Your custom PO entry screen comes across as a form definition. Your VBA validation comes across as a rule. Your SmartList query comes across as a view. None of it is "thrown away and rebuilt." It is specified, not templated.
What we migrate (and what we leave behind)
Migrated across:
- Master data - customers, vendors, items, BOMs, chart of accounts, employees, tax codes, sites/warehouses.
- Open transactions - open POs, open SOs, open invoices (AR), open bills (AP), open work orders, on-hand inventory by site/bin.
- Historical balances - trial balance at cutover, year-to-date P&L, AR/AP aging buckets.
- Transaction history - optional. Most clients pull 3-5 years of posted transactions into a read-only history table for audit and reporting.
- Business rules - approval chains, posting rules, validation logic, allocation rules, costing method.
Left behind:
- The GP UI itself (replaced by a modern web app your warehouse manager can actually use - see our take on adoption).
- Dexterity, VBA, Modifier - replaced by SG Schema rules.
- SmartList Builder - replaced by Hank, our AI agent that answers operational questions against the events ledger.
- Integration Manager - replaced by SimpleGrid's connector layer.
- Crystal / SSRS reports - replaced by SG Engine dashboards and the events ledger.
Timeline and cost, plainly
A typical GP-to-SimpleGrid migration for a 30-100-user mid-market manufacturer or distributor:
- Weeks 1-2: SG Schema drafting from your GP tables, customizations, and interviews with operators.
- Weeks 3-6: SG Engine generates the system. You walk through it. We tighten the rules. No "scope change orders." Schema edits regenerate in minutes.
- Weeks 7-10: Parallel run. GP and SimpleGrid live at the same time. Reconcile daily.
- Week 11-12: Cutover. GP becomes read-only history. SimpleGrid takes over.
That is 12 weeks, not 18 months. And the SimpleGrid commercial model is "paid for if it works" - which means we carry the build risk, not you. (More on that in our pricing.)

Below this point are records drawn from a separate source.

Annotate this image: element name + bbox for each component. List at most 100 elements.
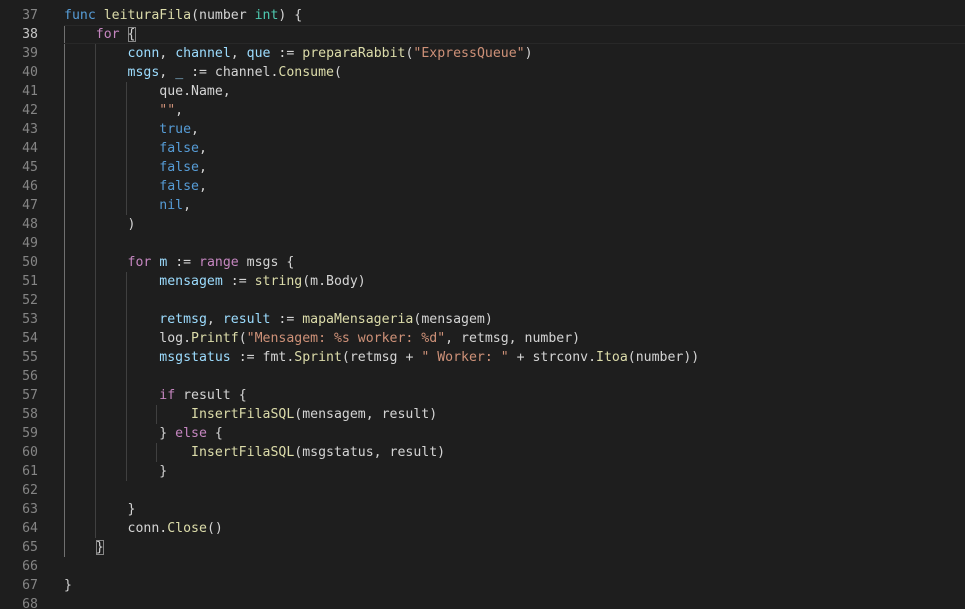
code-token: for bbox=[95, 27, 120, 42]
code-line[interactable]: 64 conn.Close() bbox=[0, 519, 965, 538]
code-token: := channel. bbox=[183, 65, 279, 80]
code-line[interactable]: 67} bbox=[0, 576, 965, 595]
code-token: := bbox=[222, 274, 255, 289]
code-token: (mensagem) bbox=[413, 312, 493, 327]
code-line[interactable]: 51 mensagem := string(m.Body) bbox=[0, 272, 965, 291]
code-token: } bbox=[64, 578, 72, 593]
code-line[interactable]: 50 for m := range msgs { bbox=[0, 253, 965, 272]
code-text: "", bbox=[64, 101, 183, 120]
code-line[interactable]: 48 ) bbox=[0, 215, 965, 234]
code-token: (number)) bbox=[627, 350, 700, 365]
line-number: 37 bbox=[22, 8, 38, 23]
code-line[interactable]: 37 func leituraFila(number int) { bbox=[0, 6, 965, 25]
line-number: 41 bbox=[22, 84, 38, 99]
code-text: if result { bbox=[64, 386, 246, 405]
code-token: false bbox=[159, 179, 199, 194]
code-token: , bbox=[198, 179, 207, 194]
code-token: + strconv. bbox=[508, 350, 597, 365]
line-number: 53 bbox=[22, 312, 38, 327]
code-line[interactable]: 47 nil, bbox=[0, 196, 965, 215]
line-number: 44 bbox=[22, 141, 38, 156]
code-line[interactable]: 43 true, bbox=[0, 120, 965, 139]
line-number: 49 bbox=[22, 236, 38, 251]
code-line[interactable]: 49 bbox=[0, 234, 965, 253]
code-line[interactable]: 44 false, bbox=[0, 139, 965, 158]
code-line[interactable]: 55 msgstatus := fmt.Sprint(retmsg + " Wo… bbox=[0, 348, 965, 367]
code-token: que bbox=[246, 46, 271, 61]
code-line[interactable]: 59 } else { bbox=[0, 424, 965, 443]
code-token: mapaMensageria bbox=[302, 312, 414, 327]
code-line[interactable]: 62 bbox=[0, 481, 965, 500]
code-line[interactable]: 60 InsertFilaSQL(msgstatus, result) bbox=[0, 443, 965, 462]
code-token: , bbox=[191, 122, 199, 137]
line-number: 63 bbox=[22, 502, 38, 517]
code-line[interactable]: 63 } bbox=[0, 500, 965, 519]
code-token: conn. bbox=[127, 521, 168, 536]
line-number: 60 bbox=[22, 445, 38, 460]
code-token: Close bbox=[167, 521, 207, 536]
code-line[interactable]: 42 "", bbox=[0, 101, 965, 120]
line-number: 45 bbox=[22, 160, 38, 175]
code-text: } bbox=[64, 462, 167, 481]
code-token: preparaRabbit bbox=[302, 46, 406, 61]
code-token: true bbox=[159, 122, 192, 137]
code-text: ) bbox=[64, 215, 136, 234]
code-token: false bbox=[159, 160, 199, 175]
code-token: InsertFilaSQL bbox=[191, 445, 295, 460]
code-token: result bbox=[222, 312, 271, 327]
code-line[interactable]: 66 bbox=[0, 557, 965, 576]
code-token: := bbox=[167, 255, 200, 270]
line-number: 50 bbox=[22, 255, 38, 270]
code-line[interactable]: 41 que.Name, bbox=[0, 82, 965, 101]
code-line[interactable]: 54 log.Printf("Mensagem: %s worker: %d",… bbox=[0, 329, 965, 348]
code-token: (mensagem, result) bbox=[294, 407, 438, 422]
code-text: InsertFilaSQL(msgstatus, result) bbox=[64, 443, 445, 462]
code-token: func bbox=[64, 8, 96, 23]
code-editor[interactable]: 37 func leituraFila(number int) {38 for {… bbox=[0, 0, 965, 609]
code-token: ( bbox=[238, 331, 247, 346]
code-text: mensagem := string(m.Body) bbox=[64, 272, 365, 291]
code-text: } bbox=[64, 500, 136, 519]
line-number: 54 bbox=[22, 331, 38, 346]
code-token: nil bbox=[159, 198, 184, 213]
code-token: InsertFilaSQL bbox=[191, 407, 295, 422]
code-token: msgs bbox=[127, 65, 160, 80]
line-number: 62 bbox=[22, 483, 38, 498]
line-number: 47 bbox=[22, 198, 38, 213]
code-text: false, bbox=[64, 158, 207, 177]
code-text: false, bbox=[64, 177, 207, 196]
code-line[interactable]: 52 bbox=[0, 291, 965, 310]
code-text: func leituraFila(number int) { bbox=[64, 6, 302, 25]
code-token: _ bbox=[175, 65, 184, 80]
line-number: 66 bbox=[22, 559, 38, 574]
code-line[interactable]: 65 } bbox=[0, 538, 965, 557]
code-line[interactable]: 56 bbox=[0, 367, 965, 386]
code-text: } bbox=[64, 576, 72, 595]
code-line[interactable]: 40 msgs, _ := channel.Consume( bbox=[0, 63, 965, 82]
code-token: mensagem bbox=[159, 274, 223, 289]
code-token: "Mensagem: %s worker: %d" bbox=[246, 331, 446, 346]
code-token: channel bbox=[175, 46, 231, 61]
line-number: 65 bbox=[22, 540, 38, 555]
code-line[interactable]: 58 InsertFilaSQL(mensagem, result) bbox=[0, 405, 965, 424]
code-token: ) bbox=[524, 46, 533, 61]
line-number: 48 bbox=[22, 217, 38, 232]
code-line[interactable]: 38 for { bbox=[0, 25, 965, 44]
code-line[interactable]: 57 if result { bbox=[0, 386, 965, 405]
code-text: log.Printf("Mensagem: %s worker: %d", re… bbox=[64, 329, 580, 348]
code-token: leituraFila bbox=[103, 8, 192, 23]
code-line[interactable]: 68 bbox=[0, 595, 965, 609]
code-line[interactable]: 53 retmsg, result := mapaMensageria(mens… bbox=[0, 310, 965, 329]
code-line[interactable]: 61 } bbox=[0, 462, 965, 481]
code-token: que.Name, bbox=[159, 84, 231, 99]
code-line[interactable]: 39 conn, channel, que := preparaRabbit("… bbox=[0, 44, 965, 63]
code-line[interactable]: 45 false, bbox=[0, 158, 965, 177]
code-token: if bbox=[159, 388, 176, 403]
code-text: msgs, _ := channel.Consume( bbox=[64, 63, 342, 82]
line-number: 43 bbox=[22, 122, 38, 137]
code-line[interactable]: 46 false, bbox=[0, 177, 965, 196]
code-token: false bbox=[159, 141, 199, 156]
line-number: 57 bbox=[22, 388, 38, 403]
line-number: 42 bbox=[22, 103, 38, 118]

Why the timing matters now, not in 2029
Two reasons you do not want to wait for the 2029 support cliff:
1. Migration partner capacity. Every GP customer is going to start looking at this at the same time. By 2028 the consulting market for Business Central migrations will be price-gouging. Move while the market is calm.
2. Audit risk. Most auditors will start writing material-weakness comments on unsupported financial systems 12-18 months before the support end date. That is mid-2028 for GP. If your fiscal year ends December and you are still on GP in calendar 2029, expect questions.
What to do this week
- Pull your GP version, user count, and a list of every customization (Dexterity, VBA, Modifier, SmartList, Integration Manager).
- Make a list of the five GP screens your team uses most. Those are your "must-not-lose" workflows.
- Book 30 minutes with us. We will read your customization list back to you as an SG Schema sketch - so you can see, concretely, what "regenerated" means.
You do not have to spend $200K and 18 months to get off GP. You can keep your rules. You can keep your language. You just need a platform that treats them as the spec - not as a customization invoice.